Ohio law allows the work papers of public audits to be kept from public view if the audit is done by a private company. Since state government isn't especially enthusiastic about work, and since state officials get campaign kickbacks for farming said work out to private companies, the people who pay for it -- that would be you, dear reader -- don't actually get to see what they're paying for.
Though you picked up the $779,000 tab, Montgomery (R-Whoever Gives Me Money) refuses to release the work papers from a Coingate audit conducted by Crowe Chizek & Co. Senator Marc Dann (D-Liberty Township) has a sneaking suspicion that the secret papers will reveal which morons turned a blind eye to the $50 million fiasco.
But since those morons are likely to be Montgomery's GOP colleagues, she'd prefer that voters keep their checkbooks open and their mouths shut.
"I don't think the auditor should be able to keep something in the dark when the taxpayers paid $779,000 to get real answers," says Dann.
A rare act of bravery?
Ohio Senate President Bill Harris (R-The Edge) is living dangerously.
In October, he tabled a bill that would place a statewide ban on lap-dancing, force strip clubs to close at 11 p.m., and single-handedly decimate Ohio's glitter-manufacturing industry.
It was a gutsy move for a Christian Republican, considering that the bill was the brainchild of Citizens for Community Values, a Cincinnati group known to have Christ on speed-dial. (He's No. 3, after Ken Blackwell and Hunan Express.)
Then again, maybe Harris was simply abiding by conservative theology that says over-regulation is bad and people should be allowed to make their own choices.
So last week he let fellow Republican Steve Austria sponsor a substitute bill that significantly weakens the original one, leaving cities to make their own decisions. "Communities can determine for themselves what their standards are on these kinds of issues," Harris spokeswoman Maggie Ostrowski says.
The bill passed the Senate in a romp. But CCV is pissed.
Harris and Austria "conspired together to gut this bill," says CCV's David Miller. He says Harris promised that he wouldn't remove the statewide restrictions and never called "no takebacks."
Two sides to tough love
When a 16-year-old in Brook Park was brought to the police station for violating local curfew laws, officers called the girl's mother to pick her up.
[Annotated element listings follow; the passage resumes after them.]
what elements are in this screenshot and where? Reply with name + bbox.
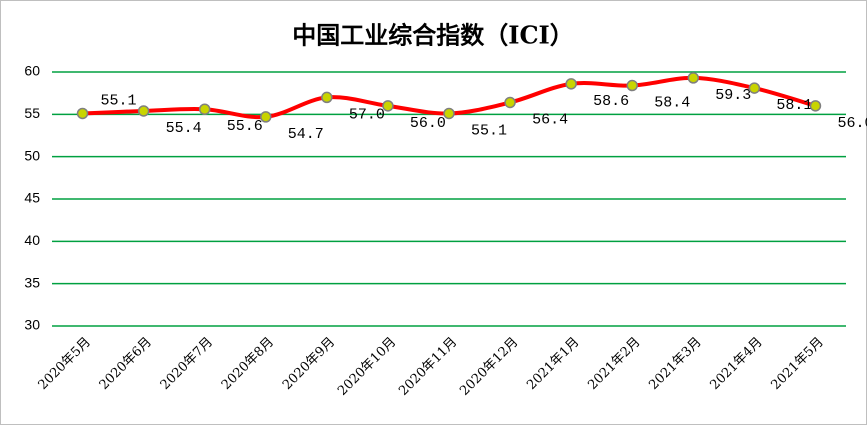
y-tick-label: 50 xyxy=(24,147,40,163)
value-label: 55.1 xyxy=(101,92,137,109)
marker xyxy=(626,79,638,92)
y-tick-label: 60 xyxy=(24,63,40,79)
marker xyxy=(198,103,211,116)
value-label: 58.4 xyxy=(654,95,690,112)
y-tick-label: 30 xyxy=(24,317,40,333)
y-tick-label: 35 xyxy=(24,274,40,290)
value-label: 55.4 xyxy=(166,120,202,137)
value-label: 56.4 xyxy=(532,111,568,128)
marker xyxy=(565,78,577,90)
marker xyxy=(443,107,455,120)
y-tick-label: 55 xyxy=(24,105,40,121)
value-label: 55.1 xyxy=(471,122,507,139)
value-label: 57.0 xyxy=(349,106,385,123)
marker xyxy=(321,91,333,104)
y-tick-label: 45 xyxy=(24,190,40,206)
y-tick-label: 40 xyxy=(24,232,40,248)
marker xyxy=(809,100,822,112)
value-label: 59.3 xyxy=(715,87,751,104)
marker xyxy=(76,107,89,120)
value-label: 54.7 xyxy=(288,126,324,143)
marker xyxy=(137,105,150,117)
marker xyxy=(504,96,516,109)
value-label: 58.6 xyxy=(593,93,629,110)
marker xyxy=(260,111,272,123)
value-label: 58.1 xyxy=(776,97,812,114)
value-label: 56.0 xyxy=(410,115,446,132)
marker xyxy=(382,100,394,112)
marker xyxy=(687,72,700,84)
value-label: 56.0 xyxy=(837,115,867,132)
marker xyxy=(748,82,761,94)
value-label: 55.6 xyxy=(227,118,263,135)
chart-title: 中国工业综合指数（ICI） xyxy=(292,21,574,50)
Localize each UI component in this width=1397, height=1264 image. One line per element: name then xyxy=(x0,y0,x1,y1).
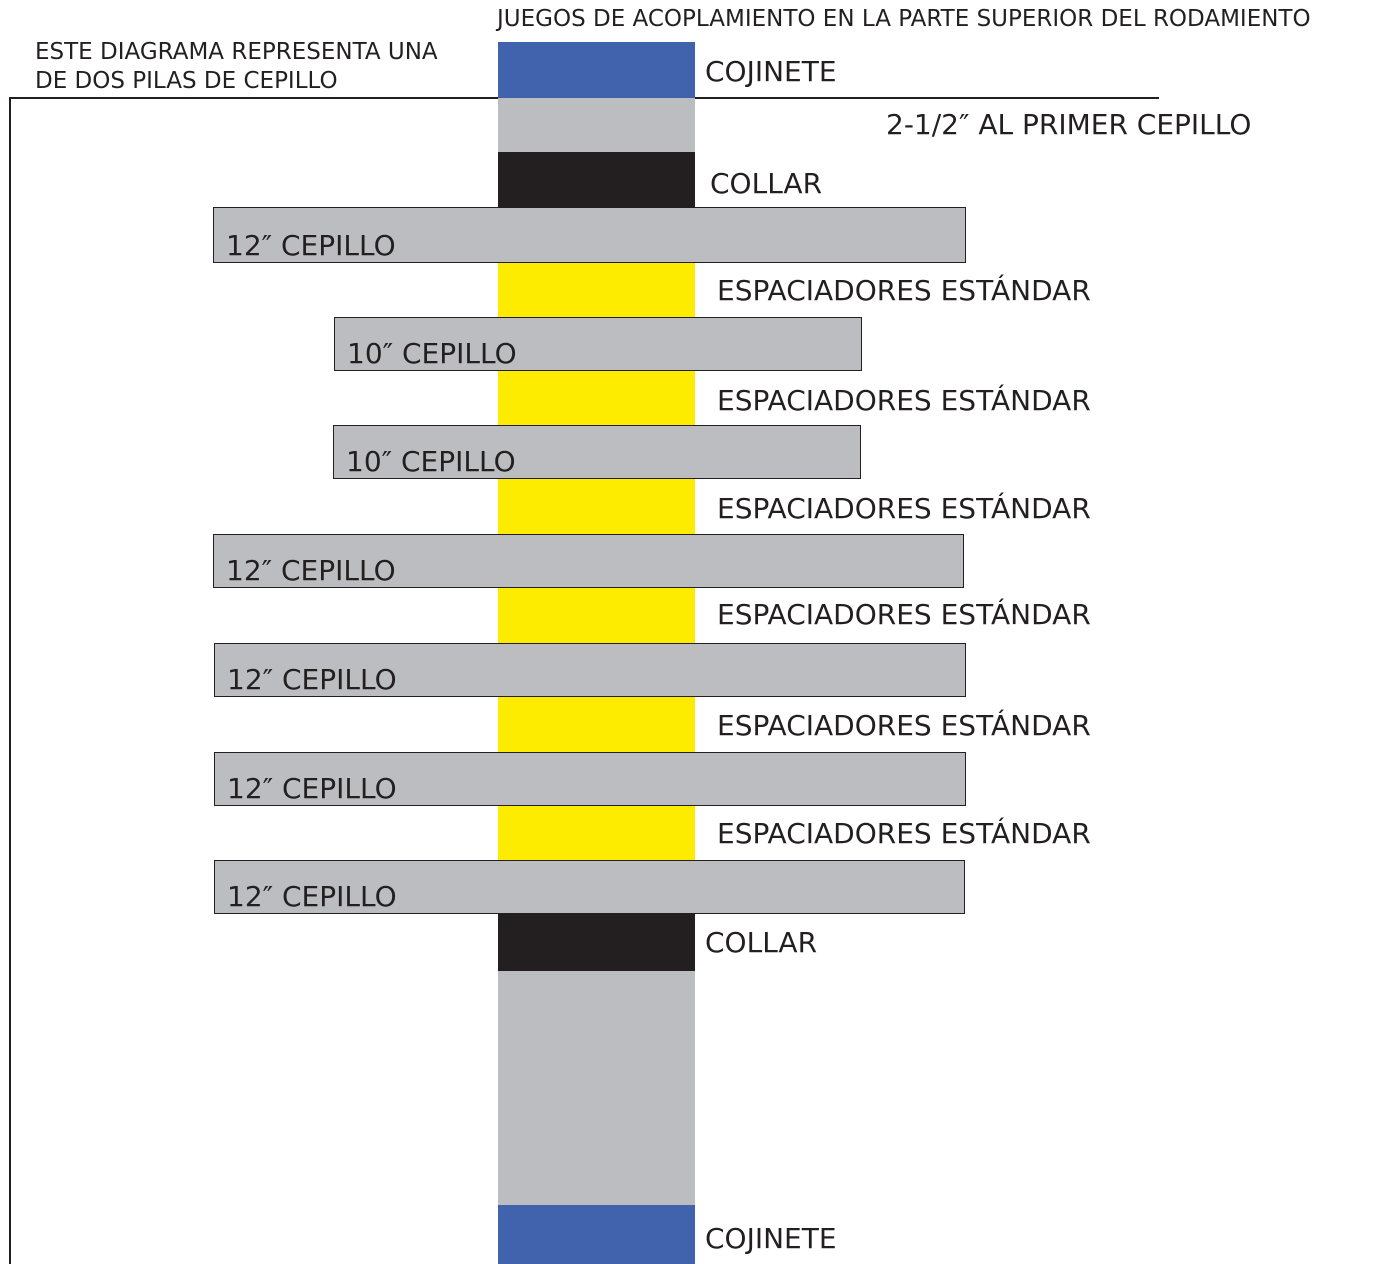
spacer-6 xyxy=(498,805,695,863)
spacer-6-label: ESPACIADORES ESTÁNDAR xyxy=(717,817,1091,850)
spacer-4 xyxy=(498,586,695,644)
spacer-2-label: ESPACIADORES ESTÁNDAR xyxy=(717,384,1091,417)
top-note: JUEGOS DE ACOPLAMIENTO EN LA PARTE SUPER… xyxy=(497,6,1311,32)
brush-2-label: 10″ CEPILLO xyxy=(347,337,517,370)
collar-top xyxy=(498,152,695,208)
bearing-bottom-label: COJINETE xyxy=(705,1222,837,1255)
brush-4-label: 12″ CEPILLO xyxy=(226,554,396,587)
brush-6: 12″ CEPILLO xyxy=(214,752,966,806)
collar-bottom-label: COLLAR xyxy=(705,926,818,959)
brush-5: 12″ CEPILLO xyxy=(214,643,966,697)
brush-7-label: 12″ CEPILLO xyxy=(227,880,397,913)
brush-1: 12″ CEPILLO xyxy=(213,207,966,263)
spacer-1 xyxy=(498,262,695,319)
left-note-line2: DE DOS PILAS DE CEPILLO xyxy=(35,68,338,94)
left-note-line1: ESTE DIAGRAMA REPRESENTA UNA xyxy=(35,39,438,65)
brush-7: 12″ CEPILLO xyxy=(214,860,965,914)
bearing-top xyxy=(498,42,695,98)
spacer-3-label: ESPACIADORES ESTÁNDAR xyxy=(717,492,1091,525)
spacer-5 xyxy=(498,695,695,753)
collar-bottom xyxy=(498,914,695,970)
brush-3: 10″ CEPILLO xyxy=(333,425,861,479)
bearing-top-label: COJINETE xyxy=(705,55,837,88)
brush-3-label: 10″ CEPILLO xyxy=(346,445,516,478)
bearing-bottom xyxy=(498,1205,695,1264)
spacer-1-label: ESPACIADORES ESTÁNDAR xyxy=(717,274,1091,307)
spacer-4-label: ESPACIADORES ESTÁNDAR xyxy=(717,598,1091,631)
spacer-5-label: ESPACIADORES ESTÁNDAR xyxy=(717,709,1091,742)
brush-5-label: 12″ CEPILLO xyxy=(227,663,397,696)
shaft-segment-bottom xyxy=(498,970,695,1206)
brush-4: 12″ CEPILLO xyxy=(213,534,964,588)
brush-2: 10″ CEPILLO xyxy=(334,317,862,371)
spacer-3 xyxy=(498,478,695,536)
distance-note: 2-1/2″ AL PRIMER CEPILLO xyxy=(886,108,1252,141)
brush-1-label: 12″ CEPILLO xyxy=(226,229,396,262)
shaft-segment-top xyxy=(498,98,695,152)
collar-top-label: COLLAR xyxy=(710,167,823,200)
spacer-2 xyxy=(498,369,695,427)
brush-6-label: 12″ CEPILLO xyxy=(227,772,397,805)
frame-left-line xyxy=(9,97,11,1264)
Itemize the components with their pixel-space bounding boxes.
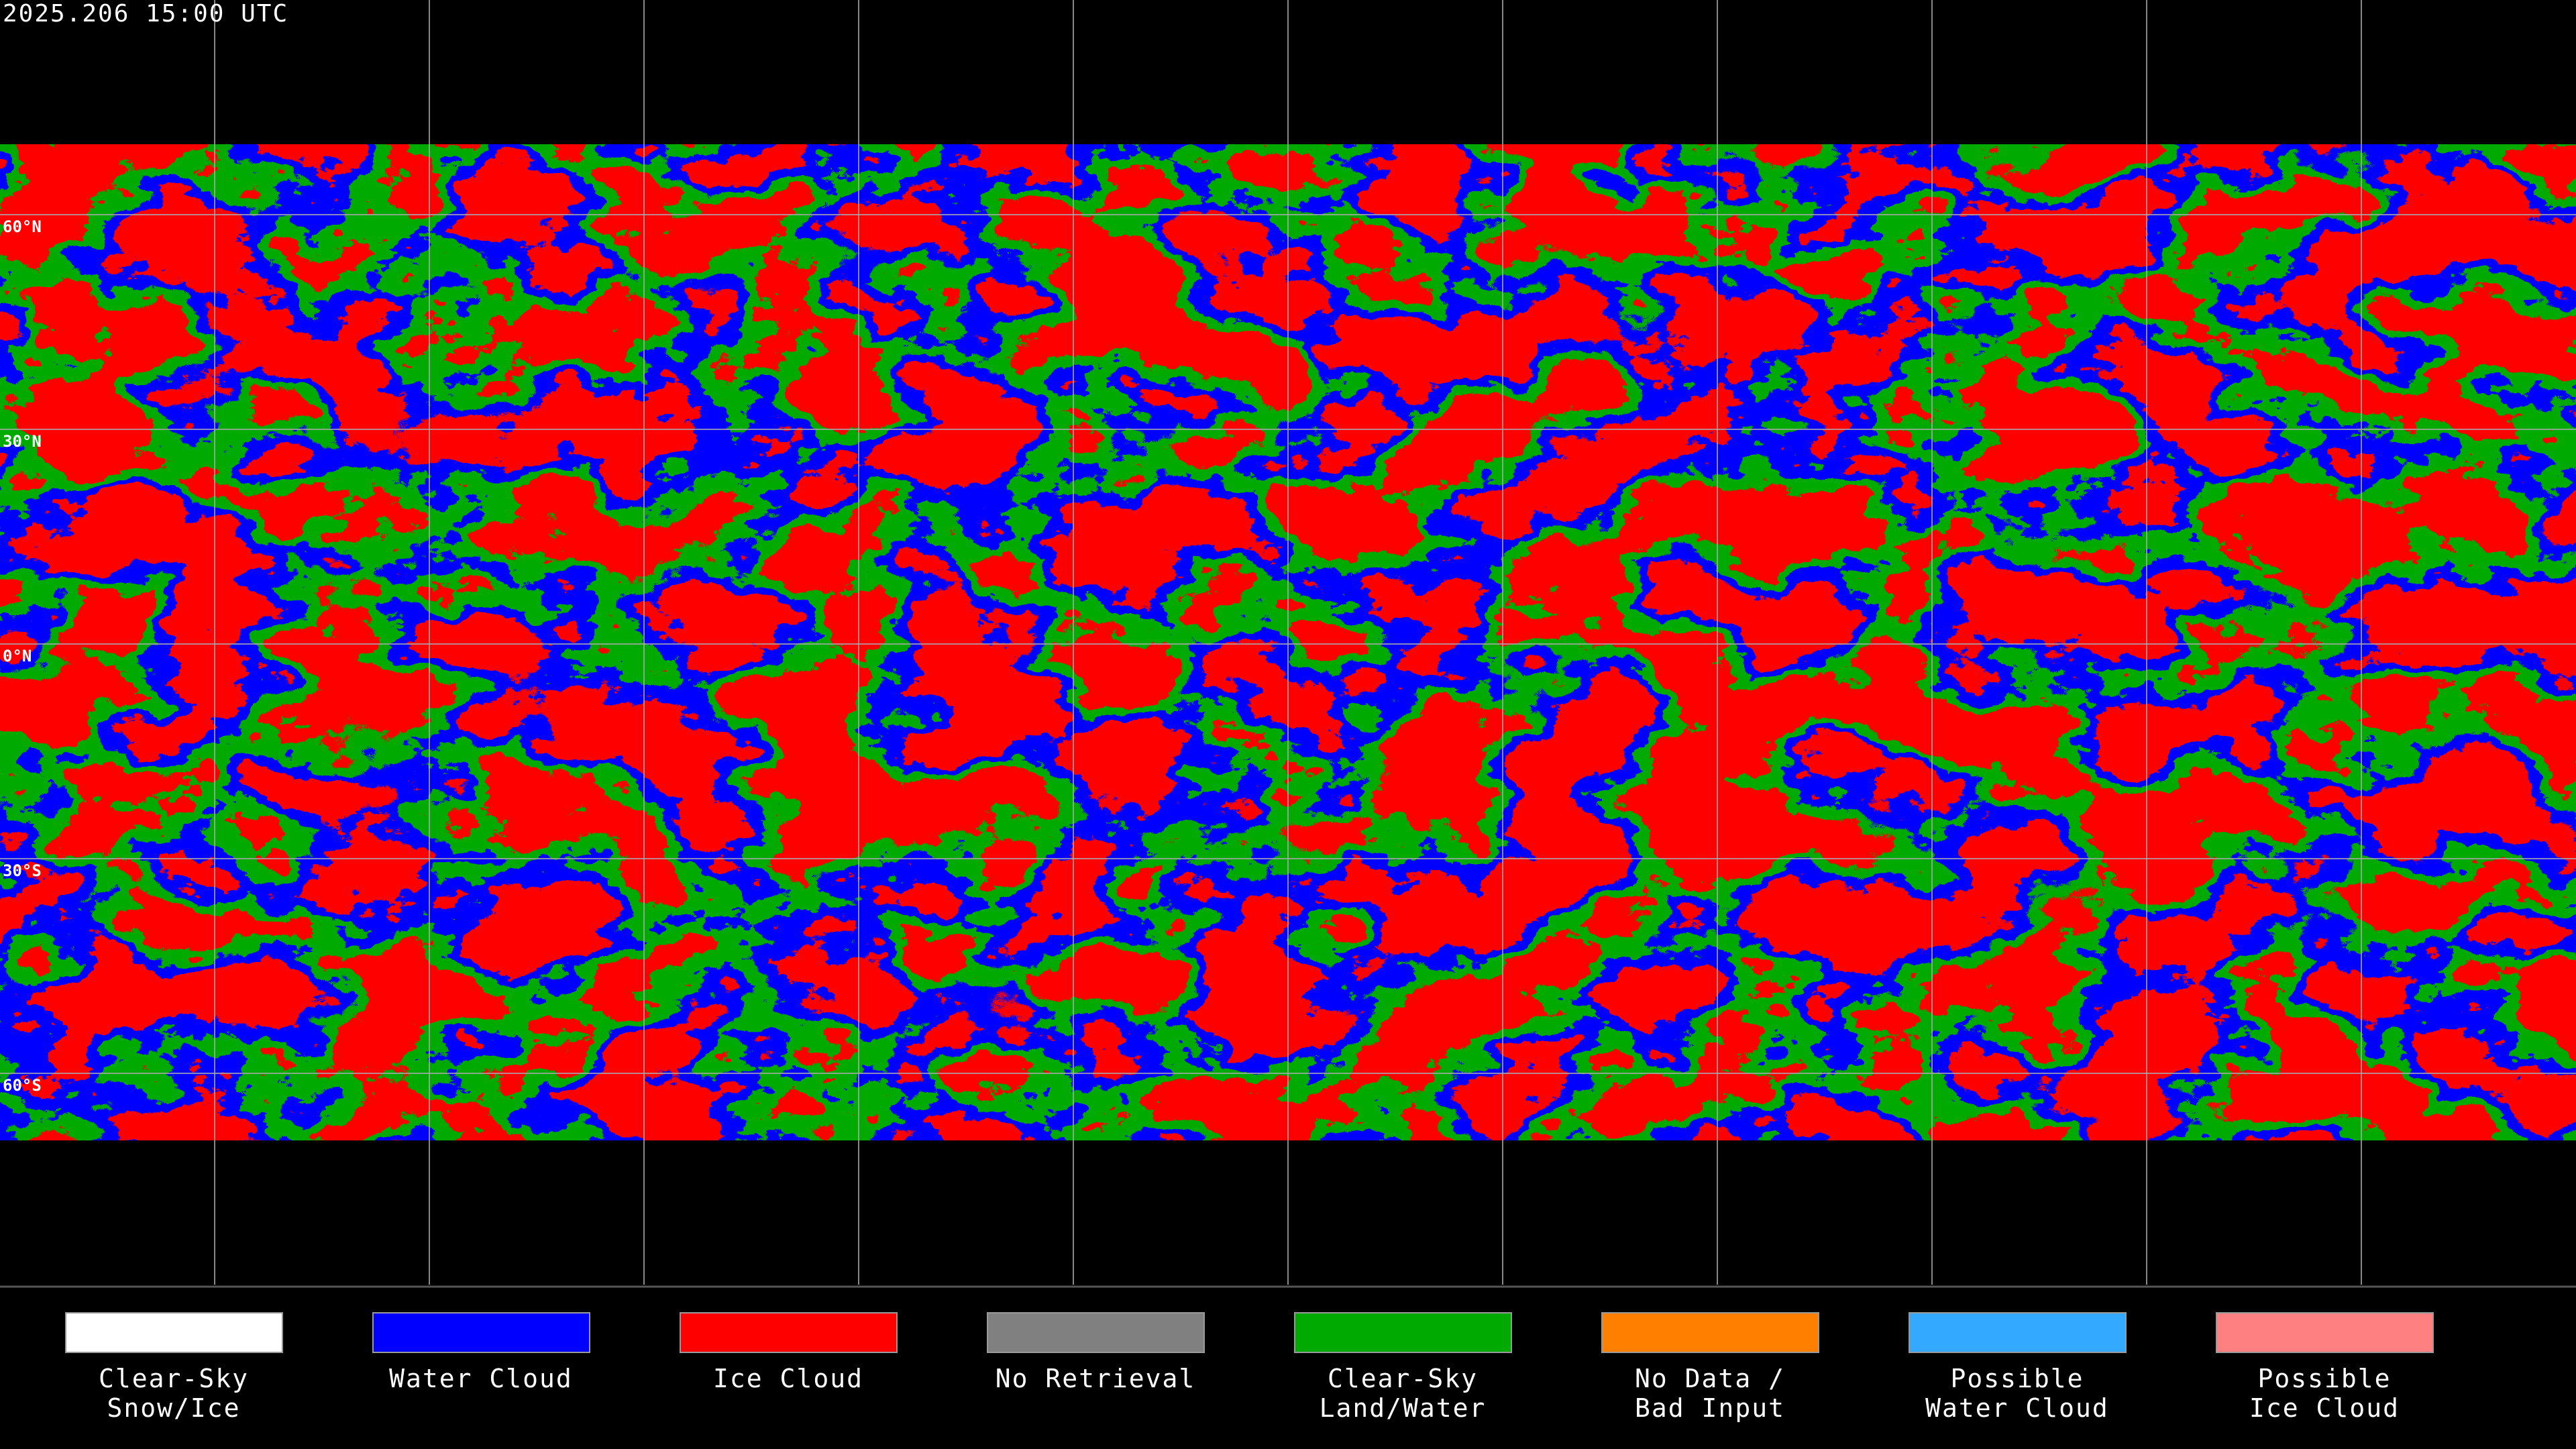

Mom agreed. But three hours and three phone calls later, the mother was still MIA. So at 3 a.m., officers drove the girl home, where they were promptly greeted by the mother.
"What happened to you?" the officers asked.
Mom said she left her daughter at the station to "teach her a lesson."
Officers responded with their own version of tough love: They cited the mother for child endangerment.